Wednesday, January 31, 2018

Overshadowed by "umbrage"; or, you learn something old every day

My student wanted to know what umbrage meant in a poem by Wordsworth, and although I know what umbrage means in the phrase to take umbrage, I took umbrage over the use of the word in these lines describing the earth beneath a grove of yew trees:
                                              a pillared shade,
Upon whose grassless floor of red-brown hue,
By sheddings from the pining umbrage tinged
Perennially...
"It looks like umbrage is being used as a color word," I said, "but that doesn't make sense."

"You could Google it," my student said, and so we did, and you'll never guess what we found: umbrage survives in common use today only in phrases like to take umbrage, but in the past it carried a whole host of usages as a term relating to shadow. The OED lists dozens of citations for umbrage meaning shadow or shade, alongside figurative uses meaning a feeling of suspicion or doubt or even a suspicion, hint, inkling, or slight idea. I had no inkling that an umbrage could be an inkling.

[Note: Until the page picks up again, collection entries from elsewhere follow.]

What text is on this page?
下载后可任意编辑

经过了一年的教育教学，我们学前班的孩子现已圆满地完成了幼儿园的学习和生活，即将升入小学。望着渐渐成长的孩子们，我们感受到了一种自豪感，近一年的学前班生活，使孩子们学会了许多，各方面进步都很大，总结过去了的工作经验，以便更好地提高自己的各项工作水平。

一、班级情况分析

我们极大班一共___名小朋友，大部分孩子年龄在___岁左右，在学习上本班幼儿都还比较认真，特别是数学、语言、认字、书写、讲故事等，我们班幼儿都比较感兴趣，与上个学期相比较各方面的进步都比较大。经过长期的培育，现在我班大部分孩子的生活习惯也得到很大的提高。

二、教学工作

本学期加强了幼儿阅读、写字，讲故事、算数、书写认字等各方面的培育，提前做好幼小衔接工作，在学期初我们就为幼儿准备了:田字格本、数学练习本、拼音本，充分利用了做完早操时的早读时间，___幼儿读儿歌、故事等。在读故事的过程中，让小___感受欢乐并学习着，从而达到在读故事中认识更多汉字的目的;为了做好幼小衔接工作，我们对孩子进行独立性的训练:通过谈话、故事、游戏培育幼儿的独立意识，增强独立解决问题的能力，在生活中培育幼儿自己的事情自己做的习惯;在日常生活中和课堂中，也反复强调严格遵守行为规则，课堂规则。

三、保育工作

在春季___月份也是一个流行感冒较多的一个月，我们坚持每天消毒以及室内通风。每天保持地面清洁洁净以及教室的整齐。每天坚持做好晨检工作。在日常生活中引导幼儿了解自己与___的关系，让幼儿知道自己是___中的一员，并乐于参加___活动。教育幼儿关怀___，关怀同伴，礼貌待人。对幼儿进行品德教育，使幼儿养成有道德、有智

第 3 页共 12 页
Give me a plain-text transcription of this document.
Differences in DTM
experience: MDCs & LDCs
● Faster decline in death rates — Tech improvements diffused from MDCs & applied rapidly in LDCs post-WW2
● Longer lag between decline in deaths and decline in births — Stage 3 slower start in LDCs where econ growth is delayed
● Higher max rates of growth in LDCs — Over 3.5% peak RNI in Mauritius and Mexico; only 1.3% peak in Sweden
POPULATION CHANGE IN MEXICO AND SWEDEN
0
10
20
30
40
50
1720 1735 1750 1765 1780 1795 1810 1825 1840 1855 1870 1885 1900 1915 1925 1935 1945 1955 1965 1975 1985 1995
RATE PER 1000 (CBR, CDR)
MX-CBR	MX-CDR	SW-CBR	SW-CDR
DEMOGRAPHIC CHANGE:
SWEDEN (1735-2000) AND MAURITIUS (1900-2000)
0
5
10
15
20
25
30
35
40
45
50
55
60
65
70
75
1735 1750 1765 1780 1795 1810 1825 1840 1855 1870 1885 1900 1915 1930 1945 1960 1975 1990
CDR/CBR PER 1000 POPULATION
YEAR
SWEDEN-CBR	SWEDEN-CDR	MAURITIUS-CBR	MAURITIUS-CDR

I was even more surprised to find that umbrage was once used as a verb with meanings like to shade or shadow, or to overshadow, or even to disguise, as in this example from the OED: 
1675   R. Burthogge Cavsa Dei 312   If she mentioned others, it was by way of caution, only to secure her self, and Umbrage what she said that it might down the better.
Apparently, just a spoonful of umbrage makes the medicine go down. But the woman above may have found her match in a young gallant described under the meaning to give a pretext for:

1689   E. Hickeringill Speech Without-doors 35   Like that young Gallant, studying what he should see in her [sc. an old woman] to Vmbrage the fondness of his Embraces.
So umbrage leads us into the shadows, where women shade their meanings to make them more palatable while young men invent pretexts to embrace older women. That's pretty far from today's meaning, but not far from Wordsworth's usage to describe the shade under a grove of yew trees--the kind of umbrageous place that could provide cover for all kinds of shady behavior.
 
 

4 comments:

Anonymous said...

"Umbra" is "shadow" in Latin, so this makes perfect sense. I never knew there was a connection between umbra and umbrage, though. Thanks! (Now I'm wondering if "umbrella" has the same root, but I am supposed to be in class in the next thirty seconds, so I can't look it up yet!)

Bardiac said...

I love looking up words and making those connections. So to take umbrage, is, in a way, to throw shade, in the modern parlance. :)

Bev said...

Throwing shade! Yes!

Bev said...

And that's just what an umbrella does too. Neat connections.